For the students, singing brighter is easier now than it has been in these mask-wearing times. Last week, the Chattanooga Singers, Chamber Singers, Women’s Chorale and Singing Mocs were given new masks, ones designed specifically to help them breathe better. And in singing, breathing better is one of the keys to singing better, says Ford, director of the Chattanooga and Chamber Singers at UTC.
“When you take a breath in cloth masks, the material plugs your mouth,” he said.
The new, stylishly black masks — known as Resonance Singer’s Masks and sold by MyMusicFolders — have metal strips in them, so they’re sturdier and fit more snugly around the edges than cloth ones. The new masks are made to order, so all students who are members of singing ensembles had their faces measured to ensure proper fit. The masks also have a filter inside that keeps out particles floating in the air, something else that can affect singing.

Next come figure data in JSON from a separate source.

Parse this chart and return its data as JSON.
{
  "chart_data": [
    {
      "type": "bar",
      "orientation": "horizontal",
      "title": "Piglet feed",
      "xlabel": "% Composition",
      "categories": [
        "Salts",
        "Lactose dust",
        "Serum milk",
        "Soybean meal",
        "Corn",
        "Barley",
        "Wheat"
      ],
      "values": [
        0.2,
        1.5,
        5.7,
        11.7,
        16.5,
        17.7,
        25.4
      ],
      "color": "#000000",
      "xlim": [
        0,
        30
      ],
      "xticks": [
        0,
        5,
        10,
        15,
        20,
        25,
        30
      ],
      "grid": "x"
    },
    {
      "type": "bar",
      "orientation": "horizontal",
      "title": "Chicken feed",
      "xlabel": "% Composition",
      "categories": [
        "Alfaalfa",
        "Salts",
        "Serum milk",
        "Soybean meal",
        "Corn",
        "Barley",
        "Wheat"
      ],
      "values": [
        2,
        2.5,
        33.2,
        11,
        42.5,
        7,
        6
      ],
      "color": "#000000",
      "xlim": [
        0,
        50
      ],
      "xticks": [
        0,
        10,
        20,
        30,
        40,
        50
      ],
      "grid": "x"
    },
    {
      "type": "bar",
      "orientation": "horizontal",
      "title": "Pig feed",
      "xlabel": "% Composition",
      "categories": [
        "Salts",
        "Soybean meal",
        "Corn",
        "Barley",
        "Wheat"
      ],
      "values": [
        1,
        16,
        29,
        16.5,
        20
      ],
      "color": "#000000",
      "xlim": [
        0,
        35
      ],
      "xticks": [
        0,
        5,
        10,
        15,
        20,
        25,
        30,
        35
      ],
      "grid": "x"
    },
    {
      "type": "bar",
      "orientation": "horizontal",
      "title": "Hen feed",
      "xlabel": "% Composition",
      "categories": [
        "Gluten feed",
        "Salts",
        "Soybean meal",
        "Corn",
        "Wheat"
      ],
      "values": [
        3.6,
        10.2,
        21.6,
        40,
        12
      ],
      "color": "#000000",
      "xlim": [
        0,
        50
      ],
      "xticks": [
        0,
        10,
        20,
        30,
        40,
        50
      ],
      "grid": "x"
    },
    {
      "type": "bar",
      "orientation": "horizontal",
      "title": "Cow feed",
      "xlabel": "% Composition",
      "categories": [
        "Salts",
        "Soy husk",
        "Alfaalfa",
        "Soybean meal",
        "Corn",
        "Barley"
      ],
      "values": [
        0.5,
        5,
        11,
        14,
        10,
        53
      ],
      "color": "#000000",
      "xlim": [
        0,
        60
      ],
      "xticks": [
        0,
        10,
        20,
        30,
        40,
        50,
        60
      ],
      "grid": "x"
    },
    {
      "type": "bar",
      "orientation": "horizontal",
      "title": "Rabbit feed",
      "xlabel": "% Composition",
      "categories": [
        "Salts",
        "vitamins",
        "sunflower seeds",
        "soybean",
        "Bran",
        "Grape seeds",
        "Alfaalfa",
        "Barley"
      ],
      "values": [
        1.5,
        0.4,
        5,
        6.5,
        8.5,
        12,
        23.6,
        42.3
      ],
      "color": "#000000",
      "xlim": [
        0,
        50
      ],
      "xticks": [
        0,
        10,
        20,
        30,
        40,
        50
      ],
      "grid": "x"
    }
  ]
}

While standard cloth masks have only one layer of cloth, the new masks have three—one next to the face, then the filter, then an outer layer. Even with the three layers, they allow singers to breathe more easily than cloth, Ford said. Cloth masks also eliminate audio high frequencies.
“You don’t really hear consonants, and you don’t hear the ring of the voice,” he explained.
After only a couple of practices, students in the Chamber Singers say the new masks are definitely better.
“It makes the sound a lot clearer and it’s a little easier to breathe than a regular mask,” says tenor Gabriel Hubbard. “You can get a lot louder because it’s not as confining. You’re able to sing out as much as you possibly can, and it sounds good.”
For alto Kyndall Blum, less heat is one of the best features.
“They don’t get as hot in your mouth as you breathe in, which is very nice,” she said. “I can hear myself better. It doesn’t muffle as much.”
At a recent practice session in the Roland B. Hayes Concert Hall, the Chamber Singers—12 feet apart—tackle such works as “Lähtö” by composer Rautavaara, the hymn “Peace of God,” even Dolly Parton’s “Light of a Clear, Blue Morning.” In the new masks, the sound is clear and bright and goosebump-raising.
With decades of teaching, Ford can hear minute differences and, at different points in the practice, he gently said he can’t hear altos as much or told them not to be timid or — yes — asked them to sing brighter.
Ford has been researching better masks for several months, trying several but not being happy with them. He, along with Vincent Oakes, director of the Chattanooga Boys Choir, and Darrin Hassevort, director of the Chattanooga Symphony Orchestra Chorus, got together and tested the Resonance masks in a live setting. All three are sold on them.
In some ways, UTC singers are sort of guinea pigs in the masks’ efficiency.
“They didn’t exist eight months ago,” Ford says.
But taking the chance has been worth it.
“I can already tell that the sound is better, but what I was worried about was they just couldn’t take a deep breath. Now they can,” he said. “Once they get comfortable with the mask and start singing out, it will help a lot.”